My talented brother Brendan O’Malley is an amazing writer and actor. He’s wonderful in the recent You & Me, directed by Alexander Baack. (I interviewed Baack about the film here.) His most recent gig was story editor/writer on the hit series Survivor’s Remorse. Brendan hasn’t blogged in years, but the “content” (dreaded word) is so good I asked if I could import some of it to my blog. He did series on books he loved, and albums he loved. I thought it would be fun to put up some of the stuff here. So we’ll start with his list of 50 Best Albums. I’ll put up one every Monday.
Brendan’s list of 50 Best Albums is part music-critique and part memoir and part cultural snapshot.
I have always loved these essays, because I love to hear my brother talk. I am happy to share them with you!
50 Best Albums, by Brendan O’Malley
6. Green Day – American Idiot
Calling this album a shock is an understatement of the highest order. By the time September 2004 rolled around, Green Day had become an after-thought, at best. Fans of the band will dispute this but those are true-believers. If you had said that Green Day’s next album would be a blockbuster along the lines of The Police’s Synchronicity or Michael Jackson’s Thriller, you would have been laughed out of the room.

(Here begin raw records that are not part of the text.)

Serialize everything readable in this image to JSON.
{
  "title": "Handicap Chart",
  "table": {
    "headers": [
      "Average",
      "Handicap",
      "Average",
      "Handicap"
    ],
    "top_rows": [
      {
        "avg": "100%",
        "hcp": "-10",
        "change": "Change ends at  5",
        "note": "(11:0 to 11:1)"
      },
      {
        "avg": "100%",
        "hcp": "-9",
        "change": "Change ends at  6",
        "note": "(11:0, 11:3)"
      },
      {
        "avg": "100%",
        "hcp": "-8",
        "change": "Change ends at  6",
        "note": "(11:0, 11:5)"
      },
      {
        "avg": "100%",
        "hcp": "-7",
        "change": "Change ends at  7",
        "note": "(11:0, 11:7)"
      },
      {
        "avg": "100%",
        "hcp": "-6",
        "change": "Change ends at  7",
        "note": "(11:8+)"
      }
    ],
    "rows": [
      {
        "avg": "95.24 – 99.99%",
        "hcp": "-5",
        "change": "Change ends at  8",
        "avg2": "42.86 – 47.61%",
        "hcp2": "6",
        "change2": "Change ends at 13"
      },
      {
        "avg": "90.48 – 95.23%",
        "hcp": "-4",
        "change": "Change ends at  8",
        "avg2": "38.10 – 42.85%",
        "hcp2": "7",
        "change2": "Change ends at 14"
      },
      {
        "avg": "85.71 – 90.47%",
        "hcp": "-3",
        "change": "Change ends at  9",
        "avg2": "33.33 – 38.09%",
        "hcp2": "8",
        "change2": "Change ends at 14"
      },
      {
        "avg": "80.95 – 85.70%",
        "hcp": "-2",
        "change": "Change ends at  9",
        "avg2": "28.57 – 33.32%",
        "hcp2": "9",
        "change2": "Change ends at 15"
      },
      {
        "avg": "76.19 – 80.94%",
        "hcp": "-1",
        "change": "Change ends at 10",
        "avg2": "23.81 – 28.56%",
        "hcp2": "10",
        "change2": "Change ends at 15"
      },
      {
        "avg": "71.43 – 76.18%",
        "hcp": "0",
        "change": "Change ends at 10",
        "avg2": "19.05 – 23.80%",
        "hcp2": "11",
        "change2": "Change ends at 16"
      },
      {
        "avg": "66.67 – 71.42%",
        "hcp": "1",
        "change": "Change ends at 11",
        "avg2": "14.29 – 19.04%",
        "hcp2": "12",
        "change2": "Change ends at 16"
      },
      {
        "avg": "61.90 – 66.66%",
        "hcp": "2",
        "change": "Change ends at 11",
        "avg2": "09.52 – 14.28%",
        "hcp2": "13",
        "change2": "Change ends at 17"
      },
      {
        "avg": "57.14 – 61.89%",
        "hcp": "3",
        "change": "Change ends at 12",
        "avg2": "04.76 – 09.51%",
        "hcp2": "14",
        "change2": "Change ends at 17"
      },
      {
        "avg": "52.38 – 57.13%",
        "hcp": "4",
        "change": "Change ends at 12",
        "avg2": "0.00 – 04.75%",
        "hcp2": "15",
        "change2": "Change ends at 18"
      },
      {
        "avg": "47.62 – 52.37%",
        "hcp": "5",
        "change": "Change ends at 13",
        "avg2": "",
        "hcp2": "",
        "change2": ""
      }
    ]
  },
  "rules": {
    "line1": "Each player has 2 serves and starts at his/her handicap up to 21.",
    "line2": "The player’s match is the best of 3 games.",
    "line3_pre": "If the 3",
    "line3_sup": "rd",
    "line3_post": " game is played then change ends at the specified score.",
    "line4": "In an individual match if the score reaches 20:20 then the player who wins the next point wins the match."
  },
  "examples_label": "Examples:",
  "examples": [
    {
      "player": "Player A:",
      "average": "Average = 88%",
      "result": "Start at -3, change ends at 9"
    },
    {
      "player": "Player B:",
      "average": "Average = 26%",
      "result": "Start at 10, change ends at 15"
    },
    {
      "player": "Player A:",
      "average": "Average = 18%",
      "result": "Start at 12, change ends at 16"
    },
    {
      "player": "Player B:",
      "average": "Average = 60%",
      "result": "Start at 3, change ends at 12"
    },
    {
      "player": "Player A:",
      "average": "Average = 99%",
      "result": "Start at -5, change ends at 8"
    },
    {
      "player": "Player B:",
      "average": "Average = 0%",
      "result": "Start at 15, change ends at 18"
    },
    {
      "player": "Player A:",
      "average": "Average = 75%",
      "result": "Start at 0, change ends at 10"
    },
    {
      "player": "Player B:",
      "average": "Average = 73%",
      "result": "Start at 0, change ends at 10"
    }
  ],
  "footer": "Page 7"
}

But that is just what happened and more. Somehow these bratty snot-nosed punks pulled a rock opera out of their collective ass that perfectly encapsulated the malaise of Post 9/11 American consciousness. They did wha????
I will again use my son as a barometer. Cashel is not huge into music. He has always loved The Beatles, he loves the music of John Williams from Star Wars fame, and he champions the music that I make out of love. As far as modern music goes, he doesn’t care, and doesn’t even want to. This will probably change once he hits puberty and then he’ll start bringing home crazy new stuff but as of now he is in that pre-pubescent state where music just isn’t all that important.
But American Idiot struck a major chord with him. He wanted to read the lyrics. He wanted to talk about the meanings behind the songs. He was impressed by the longer epic tunes and equated them favorably to the longer orchestral pieces that he loves so much by Williams and other classical composers. He was/is in AWE of this album.
Now I’m not saying that because my son likes it it is great. But it pierced the dreamworld of a child and touched the part of his brain that is already an adult. And kids resist that stuff when you try to impose it on them. To me that says that the content of this album is so perfectly achieved that it rids him of the anxiety that contemplating adult questions naturally elicits in an 11-year-old. Of course, he was 6 or 7 when it came out and that quality was even more pronounced back then. He didn’t want to listen to music in the car; he wanted to talk to me about Star Wars, or Kermit, or spaceships.
For a modern punk rock opera to grab his attention so forcefully that he stopped that kid-like stream of consciousness and TOOK IT IN is a testament to the clarity and force of the songs.
We’re both psyched to pick up 21st Century Breakdown and talk about it in the car. He’s almost old enough to sit up front with me.